Senesi: il fulcro della difesa del Bournemouth in uscita
La seconda trattativa riguarda Senesi. Il difensore centrale del Bournemouth ha tenuto un rendimento costante questa stagione ed è uno dei pilastri della retroguardia, attirando l’attenzione di diversi club europei. Come per Robertson, Senesi in fine stagione ha indicato chiaramente la volontà di passare al Tottenham; dopo la salvezza l’accordo si è chiuso subito; il giornalista Rudy Galetti lo ha definito «operazione già conclusa».
Senesi è nel pieno della sua carriera, con un costo a parametro zero facilmente gestibile, in linea con la strategia di ricostruzione del Tottenham basata su «costi contenuti e alta affidabilità». Per il Bournemouth, perdere il titolare in difesa centrale metterà alla prova la capacità di rinforzarsi in questa sessione estiva di mercato: la squadra ha collezionato una serie di pareggi consecutivi nel tratto finale di campionato, ha perso 0-1 in trasferta alla 36ª giornata, e la stabilità difensiva era già un fattore su cui non poteva permettersi di transigere.

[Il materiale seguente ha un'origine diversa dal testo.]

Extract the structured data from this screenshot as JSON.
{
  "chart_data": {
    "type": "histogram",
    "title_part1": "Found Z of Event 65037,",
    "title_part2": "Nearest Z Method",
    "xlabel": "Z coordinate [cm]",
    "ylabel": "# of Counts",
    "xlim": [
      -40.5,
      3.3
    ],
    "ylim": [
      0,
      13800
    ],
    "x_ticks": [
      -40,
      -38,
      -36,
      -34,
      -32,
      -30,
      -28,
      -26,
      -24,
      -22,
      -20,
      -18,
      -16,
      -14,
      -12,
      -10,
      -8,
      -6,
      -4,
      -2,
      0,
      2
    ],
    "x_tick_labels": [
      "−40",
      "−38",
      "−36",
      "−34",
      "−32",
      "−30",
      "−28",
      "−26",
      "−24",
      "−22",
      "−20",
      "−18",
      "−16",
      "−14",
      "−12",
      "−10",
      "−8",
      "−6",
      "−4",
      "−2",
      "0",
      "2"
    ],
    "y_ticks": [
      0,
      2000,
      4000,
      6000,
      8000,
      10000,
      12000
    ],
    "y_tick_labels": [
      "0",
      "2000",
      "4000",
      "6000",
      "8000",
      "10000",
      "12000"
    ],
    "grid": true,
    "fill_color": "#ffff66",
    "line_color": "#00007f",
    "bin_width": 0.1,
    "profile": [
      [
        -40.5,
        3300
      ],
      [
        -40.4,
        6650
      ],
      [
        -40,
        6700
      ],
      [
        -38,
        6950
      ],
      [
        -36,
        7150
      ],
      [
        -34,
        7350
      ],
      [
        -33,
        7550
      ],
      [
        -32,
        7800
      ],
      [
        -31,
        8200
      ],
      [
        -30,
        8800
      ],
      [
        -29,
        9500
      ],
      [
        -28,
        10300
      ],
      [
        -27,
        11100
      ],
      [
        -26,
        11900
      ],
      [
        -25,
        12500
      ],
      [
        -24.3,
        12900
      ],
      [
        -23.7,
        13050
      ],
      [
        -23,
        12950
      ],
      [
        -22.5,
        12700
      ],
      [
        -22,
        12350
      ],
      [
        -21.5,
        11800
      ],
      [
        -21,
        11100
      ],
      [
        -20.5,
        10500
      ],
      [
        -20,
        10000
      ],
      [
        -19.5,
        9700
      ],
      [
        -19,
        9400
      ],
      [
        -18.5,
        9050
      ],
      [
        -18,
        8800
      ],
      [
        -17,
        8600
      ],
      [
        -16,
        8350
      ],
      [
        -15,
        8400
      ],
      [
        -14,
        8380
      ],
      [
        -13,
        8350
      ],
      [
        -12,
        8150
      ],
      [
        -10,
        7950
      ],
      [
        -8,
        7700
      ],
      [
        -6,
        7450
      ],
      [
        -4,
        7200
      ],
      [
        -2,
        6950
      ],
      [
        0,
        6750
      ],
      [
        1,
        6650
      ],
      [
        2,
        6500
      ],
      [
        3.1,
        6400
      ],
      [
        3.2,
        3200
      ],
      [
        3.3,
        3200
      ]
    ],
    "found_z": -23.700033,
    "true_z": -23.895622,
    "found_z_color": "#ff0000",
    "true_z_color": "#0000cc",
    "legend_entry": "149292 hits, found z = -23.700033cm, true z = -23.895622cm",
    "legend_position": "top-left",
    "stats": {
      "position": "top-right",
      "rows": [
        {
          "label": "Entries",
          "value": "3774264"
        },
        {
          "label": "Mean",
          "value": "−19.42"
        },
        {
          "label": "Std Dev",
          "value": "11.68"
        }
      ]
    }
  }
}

Prospettiva di mercato: opportunità e insidie convivono
De Zerbi ha inaugurato la finestra estiva con due acquisti a parametro zero, con una logica chiara: colmare prima le lacune sul left back e in difesa centrale, mantenendo al contempo la flessibilità finanziaria per gli interventi successivi. Il vantaggio sta nella pronta disponibilità, senza necessità di rilanci in asta; il rischio risiede nel fatto che i giocatori non sono vincolati da contratti a lungo termine: in caso di calo delle prestazioni, il club non avrà margini per recuperarne il valore sul mercato.
Il mancato blitz della Juventus dimostra che il Tottenham conserva attrattiva sul mercato dei free agent, ma la profondità della ricostruzione dipenderà dalla capacità di proseguire con l’acquisto di profili pagati nel pieno della carriera. Per i tifosi, la prima «ufficializzazione» dopo la salvezza è concretizzata; per la dirigenza, la vera prova del nove sarà quella di trasformare i pezzi del puzzle a parametro zero in un rendimento costante in classifica la prossima stagione, mantenendo sotto controllo il monte ingaggi.